Rzeszow, the largest city in southern Poland and around 100 kilometers from the Ukrainian border, has emerged as a regional humanitarian relief hub. Food, blankets, solar lights, warm clothes, beds, jerrycans, and plastic sheeting continue to arrive by road and air at a vast warehouse managed by the United Nations refugee agency, UNHCR, near the airport outside Rzezsow.
“All we’ve been doing is bringing more people into the country, bringing more support into the country, working with partners to make sure we can function efficiently, and doing what we can to help,” UNHCR spokesperson Matthew Saltmarsh said.
According to Saltmarsh, the organization has received “almost 300 million tons of donations” from the private sector in the last month and has been able to transport part of the humanitarian materials to Ukraine. The UNHCR has already dispatched 22 trucks with emergency supplies to the western Ukrainian city of Lviv, which is not far from the Polish border. Lviv has been spared much of the devastation occurring further east, and has become the first port of call for many of refugees leaving the country.
Some of the aid delivered to the city has been unloaded and distributed there, according to Saltmarsh, but the rest is waiting for the security situation to improve so that humanitarian aid can reach the worst-affected areas of the country, such as Mariupol, the port city that has been besieged and subjected to punitive Russian attacks almost since the beginning of the war.
“Obviously, it is very concerning and poses a significant problem for the humanitarian community,” he continued.
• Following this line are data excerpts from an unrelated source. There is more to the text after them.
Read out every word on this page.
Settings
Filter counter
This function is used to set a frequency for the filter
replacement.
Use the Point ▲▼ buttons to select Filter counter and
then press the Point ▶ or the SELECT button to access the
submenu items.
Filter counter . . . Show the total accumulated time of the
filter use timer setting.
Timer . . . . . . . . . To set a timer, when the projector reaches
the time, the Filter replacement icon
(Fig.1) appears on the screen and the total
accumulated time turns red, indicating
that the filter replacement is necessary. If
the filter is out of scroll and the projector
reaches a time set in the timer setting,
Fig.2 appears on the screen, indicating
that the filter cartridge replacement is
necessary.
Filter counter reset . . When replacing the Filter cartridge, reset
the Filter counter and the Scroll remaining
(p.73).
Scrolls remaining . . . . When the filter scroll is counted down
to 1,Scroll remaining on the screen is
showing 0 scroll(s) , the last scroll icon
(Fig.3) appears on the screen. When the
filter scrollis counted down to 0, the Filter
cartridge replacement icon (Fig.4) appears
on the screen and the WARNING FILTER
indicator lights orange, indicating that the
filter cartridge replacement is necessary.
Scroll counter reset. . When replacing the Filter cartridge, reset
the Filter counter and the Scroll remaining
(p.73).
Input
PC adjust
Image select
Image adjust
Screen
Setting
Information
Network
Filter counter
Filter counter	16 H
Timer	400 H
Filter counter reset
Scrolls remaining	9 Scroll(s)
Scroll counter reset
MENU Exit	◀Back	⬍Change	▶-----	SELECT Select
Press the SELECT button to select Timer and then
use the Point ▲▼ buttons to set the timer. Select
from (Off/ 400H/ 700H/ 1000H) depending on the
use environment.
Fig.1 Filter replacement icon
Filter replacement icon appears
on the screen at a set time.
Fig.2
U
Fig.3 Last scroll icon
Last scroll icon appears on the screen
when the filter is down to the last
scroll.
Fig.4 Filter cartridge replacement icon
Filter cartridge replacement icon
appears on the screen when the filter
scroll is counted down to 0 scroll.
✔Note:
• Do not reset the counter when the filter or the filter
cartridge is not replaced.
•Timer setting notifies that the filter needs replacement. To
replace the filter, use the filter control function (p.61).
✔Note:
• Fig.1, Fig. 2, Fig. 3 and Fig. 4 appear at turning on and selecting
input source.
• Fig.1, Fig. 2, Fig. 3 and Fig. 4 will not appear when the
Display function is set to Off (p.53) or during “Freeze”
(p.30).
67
Some of the migrants who arrived in Ukraine’s border nations on Thursday told of mounting despair in Ukrainian towns encircled and blasted by Russia’s troops.
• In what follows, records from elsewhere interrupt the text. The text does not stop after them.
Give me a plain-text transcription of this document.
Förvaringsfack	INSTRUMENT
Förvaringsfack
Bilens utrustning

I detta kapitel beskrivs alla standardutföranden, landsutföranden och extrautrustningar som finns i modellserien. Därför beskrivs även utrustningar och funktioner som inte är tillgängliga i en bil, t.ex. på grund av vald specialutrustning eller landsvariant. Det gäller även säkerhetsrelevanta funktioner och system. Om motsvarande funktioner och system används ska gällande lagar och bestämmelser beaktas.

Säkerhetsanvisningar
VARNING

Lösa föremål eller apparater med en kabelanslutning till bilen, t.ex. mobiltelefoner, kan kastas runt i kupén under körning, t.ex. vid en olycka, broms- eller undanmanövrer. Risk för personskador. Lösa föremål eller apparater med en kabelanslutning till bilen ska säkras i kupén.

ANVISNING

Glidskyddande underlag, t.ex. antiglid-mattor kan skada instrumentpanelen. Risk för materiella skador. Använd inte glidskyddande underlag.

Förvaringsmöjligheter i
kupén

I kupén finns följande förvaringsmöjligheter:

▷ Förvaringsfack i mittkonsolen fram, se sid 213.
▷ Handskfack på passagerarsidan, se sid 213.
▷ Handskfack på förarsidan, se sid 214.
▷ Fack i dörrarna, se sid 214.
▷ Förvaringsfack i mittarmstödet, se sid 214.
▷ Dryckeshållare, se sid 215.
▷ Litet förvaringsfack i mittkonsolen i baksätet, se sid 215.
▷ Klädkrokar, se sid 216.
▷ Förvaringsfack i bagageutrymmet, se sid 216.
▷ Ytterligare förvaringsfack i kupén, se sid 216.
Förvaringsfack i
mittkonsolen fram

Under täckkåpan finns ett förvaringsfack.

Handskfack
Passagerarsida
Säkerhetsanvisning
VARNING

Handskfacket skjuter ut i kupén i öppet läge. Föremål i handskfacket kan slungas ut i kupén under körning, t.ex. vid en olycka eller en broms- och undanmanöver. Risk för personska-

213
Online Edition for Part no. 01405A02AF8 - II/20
“There is no water, electricity, food…children are weeping, it is freezing (there) and dangerous,” Irina Bogdaniuk, 24, from Sumy, eastern Ukraine, said after landing at Medyka, Poland’s border town. Bogdaniuk rummaged through her phone and displayed photos of damage in her city, including one of a slain citizen laying in a pool of blood in the middle of a street.
When feasible, some of the supplies arriving in Lviv are being delivered to other districts of Ukraine, according to a Red Cross representative in the city.
According to Anette Selmber-Andersen of the International Federation of the Red Cross, 400 tons of supplies have been sent to eastern Ukraine thus far. She stated that food is most desperately required in the country’s east, but that “strong demand for medecines” exists.
According to Selmer-Andersen, the need for psychosocial support services in Lviv was growing as the city’s population increased from 700,000 to almost a million in less than a month as a result of an inflow of individuals displaced by violent warfare elsewhere in Ukraine.
“The folks that come here have been through traumatic experiences and are frightened, terrified, and anxious,” she continued.
Aid organizations are also speeding up efforts to help the refugees who have fled Ukraine in the last three weeks, approximately half of them are youngsters.
Refugees arriving in neighboring countries today are “more fragile, in a more traumatized state” than those who arrived early in the war, according to UNHCR spokesperson Saltmarsh.
People in the area around the capital, Kyiv, were “devastated,” according to Kateryna Horiachko, who escaped.
“They lost their houses, all they had, relatives…there is nothing left for (us) to do except (become) refugees,” Horiachko, who landed in Suceava, Romania, on Thursday, explained.
Horiachko said her husband and parents were still in Ukraine, and she hoped to find a way to help them.
“The economy in Ukraine is also wrecked,” she said, adding that “people (are) now without employment, without money, and they need” assistance.
Svitlana Syichova told of the tremendous cruelty of Russian soldiers besieging her hometown after disembarking from a train that transported her from Zaporizhzhia, in southeast Ukraine, to Przemysl, Poland.
“They attacked the maternity facility, and pregnant ladies perished,” Syichova explained, tears welling up in her eyes. “Why are they torturing us like this?” “We have no idea what is going on.”